Cesc Fabregas: I have had tough times before in my career, but I'm happy at Barcelona

The former Arsenal captain has admitted that he is going through a difficult spell, but he says that it's not for the first time, and he remains confident and happy at Camp Nou

Barcelona midfielder Cesc Fabregas has quashed speculation that he is unhappy despite conceding that he has been going through a tough time.

The Spain international moved to the Catalan giants at the beginning of last season and though he started brightly, his form eventually suffered. However, he remains confident that he will get back to his best.

"I've been playing in the top flight for nine years now and it isn't the first or second time that I've had a spell like this. I'm playing with a smile on my face and I still believe in my abilities," he was quoted by Marca

Recently, Fabregas has been afforded more playing time under new boss Tito Vilanova, which has buoyed his spirits though he re-emphasised that it is the team that is the number one priority.

"I've been feeling good and I'm happy. And the team's been winning too. I care more about the team winning than what people say about me. Scoring is important, but I've got more important tasks than that," he continued.

The former Arsenal captain then described his team's current eight-point advantage over Real Madrid in La Liga as "decent" heading into the first Clasico on October 7.
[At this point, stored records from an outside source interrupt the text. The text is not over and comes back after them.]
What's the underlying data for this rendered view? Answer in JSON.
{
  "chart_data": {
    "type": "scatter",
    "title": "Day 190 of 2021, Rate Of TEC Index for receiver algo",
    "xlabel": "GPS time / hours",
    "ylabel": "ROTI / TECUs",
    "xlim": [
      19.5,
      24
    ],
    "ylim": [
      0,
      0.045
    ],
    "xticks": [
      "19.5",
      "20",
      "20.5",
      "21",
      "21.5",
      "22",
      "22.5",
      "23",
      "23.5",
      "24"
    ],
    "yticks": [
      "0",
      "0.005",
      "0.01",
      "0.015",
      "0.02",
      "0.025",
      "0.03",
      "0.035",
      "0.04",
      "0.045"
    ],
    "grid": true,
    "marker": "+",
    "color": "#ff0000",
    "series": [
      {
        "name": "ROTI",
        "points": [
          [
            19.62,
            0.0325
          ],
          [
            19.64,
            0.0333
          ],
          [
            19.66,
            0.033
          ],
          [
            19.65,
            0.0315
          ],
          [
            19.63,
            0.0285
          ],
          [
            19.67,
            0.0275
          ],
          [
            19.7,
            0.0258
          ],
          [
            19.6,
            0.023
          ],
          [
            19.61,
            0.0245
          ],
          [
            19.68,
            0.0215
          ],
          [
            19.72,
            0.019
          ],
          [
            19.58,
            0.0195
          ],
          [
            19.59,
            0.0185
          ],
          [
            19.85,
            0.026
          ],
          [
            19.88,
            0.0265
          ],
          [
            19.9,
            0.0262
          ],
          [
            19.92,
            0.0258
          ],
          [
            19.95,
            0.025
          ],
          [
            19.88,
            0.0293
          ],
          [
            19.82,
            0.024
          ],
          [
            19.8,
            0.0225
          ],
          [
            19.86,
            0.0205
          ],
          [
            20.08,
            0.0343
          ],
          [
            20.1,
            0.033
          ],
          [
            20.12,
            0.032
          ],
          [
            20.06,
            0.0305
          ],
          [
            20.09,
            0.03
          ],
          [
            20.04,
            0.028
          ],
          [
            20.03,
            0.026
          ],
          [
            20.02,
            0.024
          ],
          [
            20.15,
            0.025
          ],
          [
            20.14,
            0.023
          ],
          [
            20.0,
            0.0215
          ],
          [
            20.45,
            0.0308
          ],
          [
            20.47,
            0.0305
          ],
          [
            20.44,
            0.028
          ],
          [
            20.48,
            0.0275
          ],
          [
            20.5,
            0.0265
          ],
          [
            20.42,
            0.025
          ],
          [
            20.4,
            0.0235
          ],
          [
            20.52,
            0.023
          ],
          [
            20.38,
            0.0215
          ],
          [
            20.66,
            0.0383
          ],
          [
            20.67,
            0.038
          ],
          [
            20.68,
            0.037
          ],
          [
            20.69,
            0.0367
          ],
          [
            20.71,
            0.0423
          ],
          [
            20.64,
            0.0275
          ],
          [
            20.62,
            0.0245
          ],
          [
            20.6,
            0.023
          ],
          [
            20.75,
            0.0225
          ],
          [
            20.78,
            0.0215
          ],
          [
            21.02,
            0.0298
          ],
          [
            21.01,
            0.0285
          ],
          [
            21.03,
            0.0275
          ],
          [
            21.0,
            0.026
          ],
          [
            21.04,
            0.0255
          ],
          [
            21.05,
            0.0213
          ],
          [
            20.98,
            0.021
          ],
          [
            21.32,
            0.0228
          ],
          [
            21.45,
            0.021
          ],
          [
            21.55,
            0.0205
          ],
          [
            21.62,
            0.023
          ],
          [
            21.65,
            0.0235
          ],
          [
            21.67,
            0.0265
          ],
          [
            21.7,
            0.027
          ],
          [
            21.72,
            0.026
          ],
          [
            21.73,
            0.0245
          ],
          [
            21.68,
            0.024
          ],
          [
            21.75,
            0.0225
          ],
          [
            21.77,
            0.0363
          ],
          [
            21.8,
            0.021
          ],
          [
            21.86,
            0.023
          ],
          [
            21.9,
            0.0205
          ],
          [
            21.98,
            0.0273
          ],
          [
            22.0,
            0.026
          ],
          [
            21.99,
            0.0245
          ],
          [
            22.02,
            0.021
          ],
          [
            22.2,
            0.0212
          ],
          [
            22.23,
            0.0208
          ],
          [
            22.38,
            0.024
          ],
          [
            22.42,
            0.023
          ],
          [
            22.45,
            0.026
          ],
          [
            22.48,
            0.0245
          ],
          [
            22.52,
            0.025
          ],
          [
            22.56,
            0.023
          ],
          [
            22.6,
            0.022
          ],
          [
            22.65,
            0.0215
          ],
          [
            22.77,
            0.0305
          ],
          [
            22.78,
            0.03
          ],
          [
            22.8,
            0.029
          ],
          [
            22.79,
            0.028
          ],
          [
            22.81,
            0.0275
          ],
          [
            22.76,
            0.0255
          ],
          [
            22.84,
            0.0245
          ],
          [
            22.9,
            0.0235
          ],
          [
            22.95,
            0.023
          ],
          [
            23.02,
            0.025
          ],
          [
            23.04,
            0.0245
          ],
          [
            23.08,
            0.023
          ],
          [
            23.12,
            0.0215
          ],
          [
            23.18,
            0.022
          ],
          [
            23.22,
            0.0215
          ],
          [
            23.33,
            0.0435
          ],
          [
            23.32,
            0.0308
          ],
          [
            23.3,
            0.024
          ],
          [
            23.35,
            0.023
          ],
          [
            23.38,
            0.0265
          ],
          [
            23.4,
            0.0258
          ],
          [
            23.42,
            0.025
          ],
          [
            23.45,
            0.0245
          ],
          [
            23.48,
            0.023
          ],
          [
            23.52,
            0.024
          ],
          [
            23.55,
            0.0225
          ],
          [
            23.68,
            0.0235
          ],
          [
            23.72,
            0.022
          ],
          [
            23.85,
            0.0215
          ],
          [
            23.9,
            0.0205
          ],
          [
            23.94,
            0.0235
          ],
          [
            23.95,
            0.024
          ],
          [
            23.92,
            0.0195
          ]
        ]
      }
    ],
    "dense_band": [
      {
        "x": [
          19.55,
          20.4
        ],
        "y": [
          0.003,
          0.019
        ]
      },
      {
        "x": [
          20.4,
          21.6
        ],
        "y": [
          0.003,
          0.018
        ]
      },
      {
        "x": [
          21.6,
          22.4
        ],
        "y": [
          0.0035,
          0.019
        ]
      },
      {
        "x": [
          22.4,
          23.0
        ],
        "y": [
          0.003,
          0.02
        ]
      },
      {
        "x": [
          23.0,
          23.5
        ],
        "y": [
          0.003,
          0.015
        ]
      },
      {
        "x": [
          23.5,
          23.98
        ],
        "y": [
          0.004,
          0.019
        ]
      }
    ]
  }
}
"It's a decent advantage we want to keep it for as long as possible. It's difficult because we all know that the Spanish league is very competitive. We're hosting Madrid in a few weeks and it'll be a tough game, but we believe in our style," he added.

Despite Mourinho's side's poor start to La Liga, Cesc still sees them as his side's biggest rival.

"They've had a difficult time, but during a full league season there are always good times too, key moments, because it isn't possible to be at 100 per cent for the full nine months of competition. But it's still Madrid, we know it and whether they're on form or not we need to keep being ourselves," he concluded.